Mineola will add 900 parking spaces in two downtown garages

Mineola officials said Friday the village will house a pair of parking lots that will add at least 900 more spaces to a town center that has long lacked many parking options.

Mayor Scott Strauss said the parking garages were part of an agreement the village had with state officials and the Metropolitan Transportation Authority. In January 2016, the village met with officials from Governor Andrew M. Cuomo’s office about the Long Island Rail Road’s upcoming third track project. During those discussions, village officials negotiated getting more parking spaces for its town center, Strauss said.

A 550-space garage will be at First Street and Third Avenue, Strauss said, and construction will begin around September. A schedule for the other garage has not been decided, but it will be on Second Street between Willis Avenue and Main Street and will have between 350 and 450 spaces, Strauss said.

Finding a downtown parking spot has long been a struggle for Mineola residents, in part because existing parking lots have to accommodate NYU Winthrop hospital employees and patients, commuters boarding trains at the station LIRR nearby, guests visiting downtown restaurants and apartment complex residents. Strauss said it’s easier to find a space downtown in the morning.

“It’s going to be a huge boost for our downtown,” he said. “There will be parking for everyone who comes, whether it’s shopping in the stores or visiting a loved one in hospital.”

The parking garages are part of Mineola’s larger plan to provide more spaces throughout downtown. In a study published in 2016, Old-Bethpage-based Level G Associates told village officials that the town center “experiences by far the highest imbalance between parking supply and demand in the village”. Tier G recommended several fixes for the area, including building a garage at First Street and Third Avenue.

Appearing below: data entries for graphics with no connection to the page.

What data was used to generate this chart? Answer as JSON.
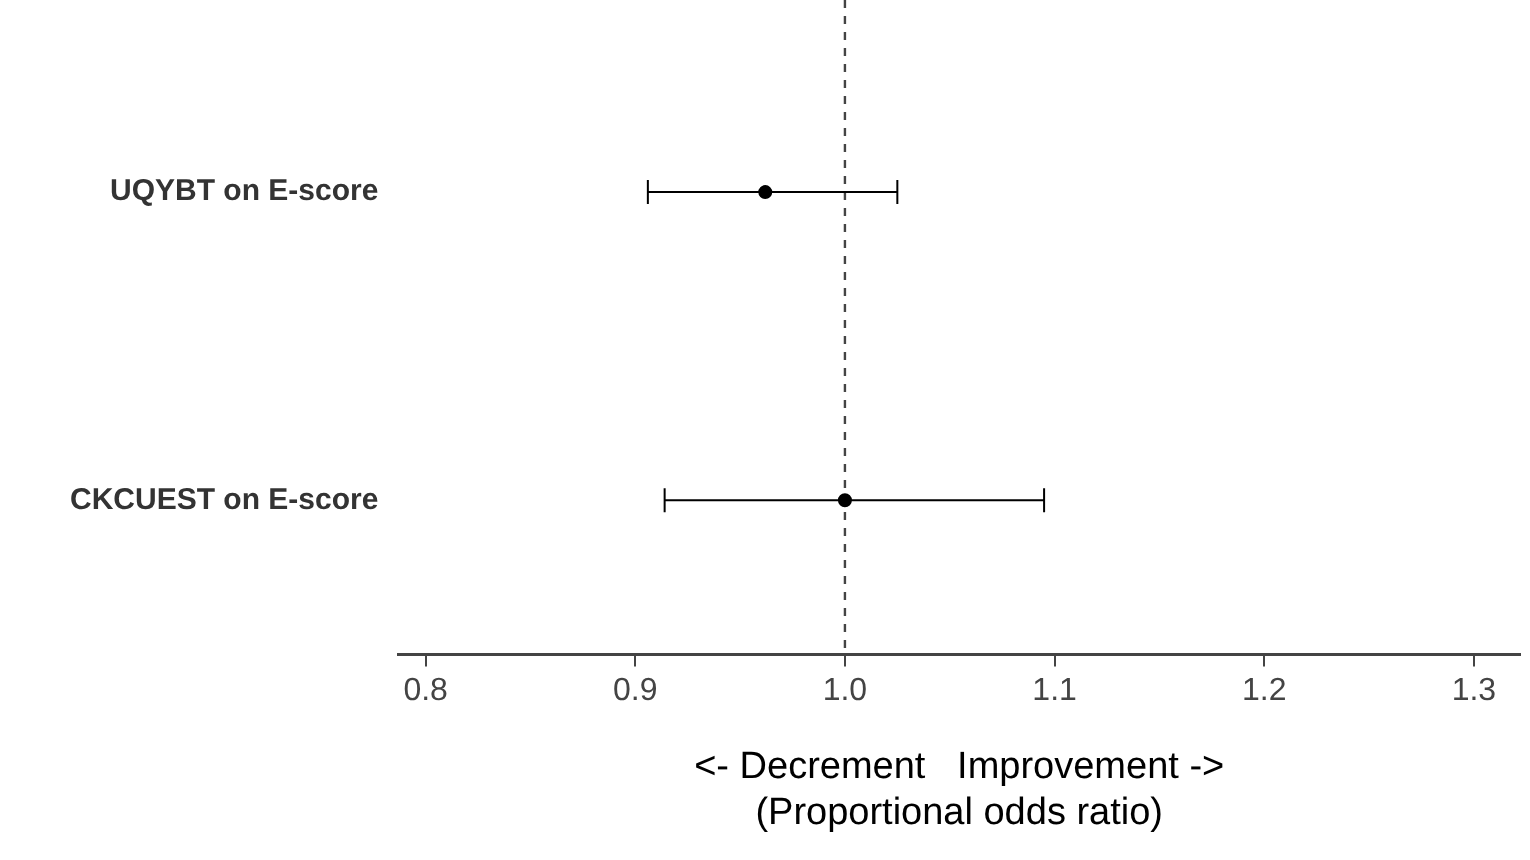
{
  "chart_data": {
    "type": "scatter",
    "orientation": "horizontal",
    "categories": [
      "UQYBT on E-score",
      "CKCUEST on E-score"
    ],
    "values": [
      0.962,
      1.0
    ],
    "errors": [
      [
        0.906,
        1.025
      ],
      [
        0.914,
        1.095
      ]
    ],
    "color": "#000000",
    "xlim": [
      0.787,
      1.322
    ],
    "xticks": [
      {
        "value": 0.8,
        "label": "0.8"
      },
      {
        "value": 0.9,
        "label": "0.9"
      },
      {
        "value": 1.0,
        "label": "1.0"
      },
      {
        "value": 1.1,
        "label": "1.1"
      },
      {
        "value": 1.2,
        "label": "1.2"
      },
      {
        "value": 1.3,
        "label": "1.3"
      }
    ],
    "xlabel": "<- Decrement   Improvement ->\n(Proportional odds ratio)",
    "ref_lines": [
      {
        "axis": "x",
        "value": 1.0,
        "line_style": "dashed",
        "color": "#444444"
      }
    ],
    "grid": false,
    "legend": false,
    "marker": "circle"
  }
}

Great Neck Mayor Jean Celender, who is also vice president of the Nassau County Village Officials Association, said parking lots can be a double-edged sword for villages because they alleviate parking problems, but they are also expensive to maintain. Celender noted that his village had a parking lot in 2000 that was leaking and started to collapse.

“So the word to Mineola is, it’s great to have a garage, but make sure it’s sealed with a special membrane and don’t put anything on that membrane,” Celender said.

Strauss said he was glad the MTA would build the First Street garage and actually wanted some unfilled spaces there.

“I hope the first three levels are empty because that means I have plenty of parking for anyone who wants to come to Mineola,” he said.